In parts of Europe, casing recovery is increasingly challenged by the export of tyres to non-European markets, says Gawronski, a logistics and handling equipment company. This impacts all European countries somewhat, but it is a particular issue in the UK and Germany. Both are large-scale free markets where brokers and dealers proliferate in collecting tyres for export, often illegally to markets abroad.
Retread Casing Solutions
This can mean that retreadable casings might never reach the retreader, instead ending up on the roads in overseas markets. Recently, at the UK Tyre Recycling Association Forum, Rajiv Budhraja, Director General of India’s Automotive Tyre Manufacturer’s Association, told delegates that up to 15 per cent of the Indian tyre market was taken by imported waste tyres being put on vehicles in the country, from the UK alone that is around 500,000 “serviceable” casings taken out of the market.
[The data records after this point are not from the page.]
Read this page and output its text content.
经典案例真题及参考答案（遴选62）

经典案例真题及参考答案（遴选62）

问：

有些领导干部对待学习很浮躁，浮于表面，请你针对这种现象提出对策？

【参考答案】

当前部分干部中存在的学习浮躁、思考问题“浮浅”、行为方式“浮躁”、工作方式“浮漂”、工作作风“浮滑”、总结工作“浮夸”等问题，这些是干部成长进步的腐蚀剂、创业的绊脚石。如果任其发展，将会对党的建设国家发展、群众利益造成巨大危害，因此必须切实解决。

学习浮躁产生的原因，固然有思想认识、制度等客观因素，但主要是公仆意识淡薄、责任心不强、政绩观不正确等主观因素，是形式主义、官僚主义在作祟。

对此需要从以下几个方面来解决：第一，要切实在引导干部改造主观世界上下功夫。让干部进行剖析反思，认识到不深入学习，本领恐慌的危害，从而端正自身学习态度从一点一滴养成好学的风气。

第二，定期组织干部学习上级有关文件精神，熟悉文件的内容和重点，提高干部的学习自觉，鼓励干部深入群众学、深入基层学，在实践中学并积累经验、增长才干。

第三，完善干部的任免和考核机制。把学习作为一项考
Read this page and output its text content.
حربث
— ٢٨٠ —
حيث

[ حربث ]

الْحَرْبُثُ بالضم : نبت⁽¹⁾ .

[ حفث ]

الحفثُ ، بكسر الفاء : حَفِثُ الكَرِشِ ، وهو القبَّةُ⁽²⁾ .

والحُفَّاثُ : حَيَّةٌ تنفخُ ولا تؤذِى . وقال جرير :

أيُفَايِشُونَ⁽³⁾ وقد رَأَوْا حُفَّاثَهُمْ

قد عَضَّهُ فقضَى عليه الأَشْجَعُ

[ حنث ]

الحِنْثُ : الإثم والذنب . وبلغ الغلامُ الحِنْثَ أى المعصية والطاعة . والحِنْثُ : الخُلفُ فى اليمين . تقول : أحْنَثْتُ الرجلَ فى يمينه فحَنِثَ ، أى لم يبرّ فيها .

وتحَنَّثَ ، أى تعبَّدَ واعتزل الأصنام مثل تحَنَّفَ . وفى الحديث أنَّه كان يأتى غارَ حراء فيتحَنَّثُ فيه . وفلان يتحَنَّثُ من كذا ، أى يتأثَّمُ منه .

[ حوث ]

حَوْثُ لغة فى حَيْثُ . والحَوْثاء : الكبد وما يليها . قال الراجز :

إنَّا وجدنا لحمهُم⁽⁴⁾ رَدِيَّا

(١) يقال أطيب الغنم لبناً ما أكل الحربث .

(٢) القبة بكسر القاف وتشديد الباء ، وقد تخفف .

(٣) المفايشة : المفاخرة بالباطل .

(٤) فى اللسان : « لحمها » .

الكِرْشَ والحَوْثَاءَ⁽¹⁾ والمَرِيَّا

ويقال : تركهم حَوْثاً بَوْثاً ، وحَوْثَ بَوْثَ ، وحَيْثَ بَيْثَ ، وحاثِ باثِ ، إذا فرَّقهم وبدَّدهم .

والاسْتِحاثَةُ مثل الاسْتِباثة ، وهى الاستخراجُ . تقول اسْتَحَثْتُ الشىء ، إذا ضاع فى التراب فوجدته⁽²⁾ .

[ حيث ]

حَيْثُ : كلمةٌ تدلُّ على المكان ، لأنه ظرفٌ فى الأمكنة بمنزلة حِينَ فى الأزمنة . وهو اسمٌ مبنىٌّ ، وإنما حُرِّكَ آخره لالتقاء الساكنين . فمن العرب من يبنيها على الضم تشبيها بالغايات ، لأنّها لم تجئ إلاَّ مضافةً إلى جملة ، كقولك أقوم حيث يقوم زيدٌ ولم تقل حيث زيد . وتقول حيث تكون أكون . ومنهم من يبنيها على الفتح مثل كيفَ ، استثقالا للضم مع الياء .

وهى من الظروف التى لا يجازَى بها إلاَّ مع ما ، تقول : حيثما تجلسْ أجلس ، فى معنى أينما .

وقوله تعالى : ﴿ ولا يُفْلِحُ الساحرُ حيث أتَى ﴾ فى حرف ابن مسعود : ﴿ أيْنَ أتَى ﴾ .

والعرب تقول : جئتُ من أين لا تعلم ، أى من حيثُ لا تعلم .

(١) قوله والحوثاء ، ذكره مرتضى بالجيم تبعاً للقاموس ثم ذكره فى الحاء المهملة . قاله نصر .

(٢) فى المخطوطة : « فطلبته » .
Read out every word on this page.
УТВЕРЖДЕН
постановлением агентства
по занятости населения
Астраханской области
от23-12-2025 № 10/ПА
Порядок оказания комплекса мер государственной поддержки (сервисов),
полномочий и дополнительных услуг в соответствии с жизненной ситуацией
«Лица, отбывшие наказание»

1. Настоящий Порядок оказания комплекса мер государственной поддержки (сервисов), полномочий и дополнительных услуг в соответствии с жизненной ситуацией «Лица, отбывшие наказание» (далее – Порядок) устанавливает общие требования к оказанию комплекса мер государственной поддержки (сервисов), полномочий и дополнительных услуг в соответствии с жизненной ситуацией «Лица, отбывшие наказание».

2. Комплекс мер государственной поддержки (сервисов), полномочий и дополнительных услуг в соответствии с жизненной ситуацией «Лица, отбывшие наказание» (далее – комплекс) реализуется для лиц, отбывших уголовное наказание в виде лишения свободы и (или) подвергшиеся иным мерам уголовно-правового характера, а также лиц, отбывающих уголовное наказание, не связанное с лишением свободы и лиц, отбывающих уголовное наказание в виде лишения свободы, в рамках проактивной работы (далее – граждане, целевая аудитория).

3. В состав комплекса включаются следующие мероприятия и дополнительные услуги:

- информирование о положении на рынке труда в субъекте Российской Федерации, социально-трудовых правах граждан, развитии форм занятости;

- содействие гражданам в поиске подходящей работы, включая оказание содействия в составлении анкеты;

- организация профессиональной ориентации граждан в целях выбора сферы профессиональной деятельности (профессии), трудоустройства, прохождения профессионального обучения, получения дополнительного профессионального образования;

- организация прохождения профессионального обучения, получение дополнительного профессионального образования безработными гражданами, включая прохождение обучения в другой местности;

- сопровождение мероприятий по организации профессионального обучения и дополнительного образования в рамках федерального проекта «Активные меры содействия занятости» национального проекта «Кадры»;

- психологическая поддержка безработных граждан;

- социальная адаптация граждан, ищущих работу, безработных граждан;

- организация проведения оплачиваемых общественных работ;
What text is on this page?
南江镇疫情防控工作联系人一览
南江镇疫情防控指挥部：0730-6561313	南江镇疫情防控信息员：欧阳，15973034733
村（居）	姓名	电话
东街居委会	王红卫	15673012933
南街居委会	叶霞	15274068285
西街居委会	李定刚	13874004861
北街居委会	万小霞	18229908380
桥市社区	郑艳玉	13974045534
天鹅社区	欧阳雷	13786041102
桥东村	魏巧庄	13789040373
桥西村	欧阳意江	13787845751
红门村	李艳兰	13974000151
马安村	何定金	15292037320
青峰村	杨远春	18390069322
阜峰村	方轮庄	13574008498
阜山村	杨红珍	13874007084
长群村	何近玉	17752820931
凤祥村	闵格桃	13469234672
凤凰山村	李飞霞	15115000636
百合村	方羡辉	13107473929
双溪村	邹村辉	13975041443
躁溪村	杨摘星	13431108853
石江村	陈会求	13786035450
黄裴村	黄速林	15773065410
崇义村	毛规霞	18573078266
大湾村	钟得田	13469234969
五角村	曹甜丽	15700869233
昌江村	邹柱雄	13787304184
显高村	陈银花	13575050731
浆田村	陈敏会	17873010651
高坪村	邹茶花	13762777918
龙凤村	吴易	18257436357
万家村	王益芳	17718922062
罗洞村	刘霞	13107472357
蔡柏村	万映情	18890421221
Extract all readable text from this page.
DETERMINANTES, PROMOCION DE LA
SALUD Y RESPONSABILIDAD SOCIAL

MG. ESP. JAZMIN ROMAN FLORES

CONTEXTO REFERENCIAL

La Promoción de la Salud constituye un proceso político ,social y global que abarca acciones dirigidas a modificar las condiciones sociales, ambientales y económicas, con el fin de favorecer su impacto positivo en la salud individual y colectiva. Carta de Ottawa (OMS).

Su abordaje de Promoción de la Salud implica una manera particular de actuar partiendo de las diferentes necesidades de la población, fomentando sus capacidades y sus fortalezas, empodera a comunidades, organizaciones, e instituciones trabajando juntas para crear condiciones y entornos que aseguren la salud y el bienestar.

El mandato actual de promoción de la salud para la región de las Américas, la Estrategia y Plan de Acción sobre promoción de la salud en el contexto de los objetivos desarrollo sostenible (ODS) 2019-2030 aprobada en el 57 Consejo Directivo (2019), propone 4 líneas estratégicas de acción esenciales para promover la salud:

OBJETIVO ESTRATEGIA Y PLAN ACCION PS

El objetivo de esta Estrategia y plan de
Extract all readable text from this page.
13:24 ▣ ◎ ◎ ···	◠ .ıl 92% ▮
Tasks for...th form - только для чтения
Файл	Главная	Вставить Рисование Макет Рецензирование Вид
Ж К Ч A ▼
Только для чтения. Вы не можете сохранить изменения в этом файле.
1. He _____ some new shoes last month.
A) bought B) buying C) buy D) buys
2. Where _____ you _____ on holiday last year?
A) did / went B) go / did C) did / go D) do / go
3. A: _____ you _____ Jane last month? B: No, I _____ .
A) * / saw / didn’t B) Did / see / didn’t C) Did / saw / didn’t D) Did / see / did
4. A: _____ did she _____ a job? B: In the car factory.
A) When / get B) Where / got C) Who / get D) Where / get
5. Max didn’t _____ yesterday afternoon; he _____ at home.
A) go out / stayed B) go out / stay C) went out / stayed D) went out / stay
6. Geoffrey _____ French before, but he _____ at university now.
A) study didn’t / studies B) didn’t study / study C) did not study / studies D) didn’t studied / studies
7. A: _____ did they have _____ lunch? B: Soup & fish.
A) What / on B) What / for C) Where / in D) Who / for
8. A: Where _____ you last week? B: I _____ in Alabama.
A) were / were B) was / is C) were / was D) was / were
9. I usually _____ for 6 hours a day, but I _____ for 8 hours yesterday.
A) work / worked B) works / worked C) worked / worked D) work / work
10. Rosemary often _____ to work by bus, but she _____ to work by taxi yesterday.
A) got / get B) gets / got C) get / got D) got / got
EPR agencies such as Aliapur have collection services and a valorisation process that ostensibly ensures that tyres are recovered and put to their best use, with retreading at the top of the tree. However, in the UK and Germany, it is all about disposing of tyres as quickly as possible, and in the current climate, it is often cheaper to bale and export than to shred for challenging markets.
One solution is for the retreaders to collect the tyres themselves. Gawronski is offering a container collection service for retreaders. The concept is simple. The casings are placed in the container by the tyre shop; when they are full, they are collected and replaced by a new container.
The container goes directly to the retreader. The retreader then valorises the tyres and can take the premium casings for their use, sell the others through the recycling chain, or even simply bale them and put them to export.
A simple solution to ensure that retreaders control the supply of casings in the face of ever more present brokers indiscriminately exporting waste tyres.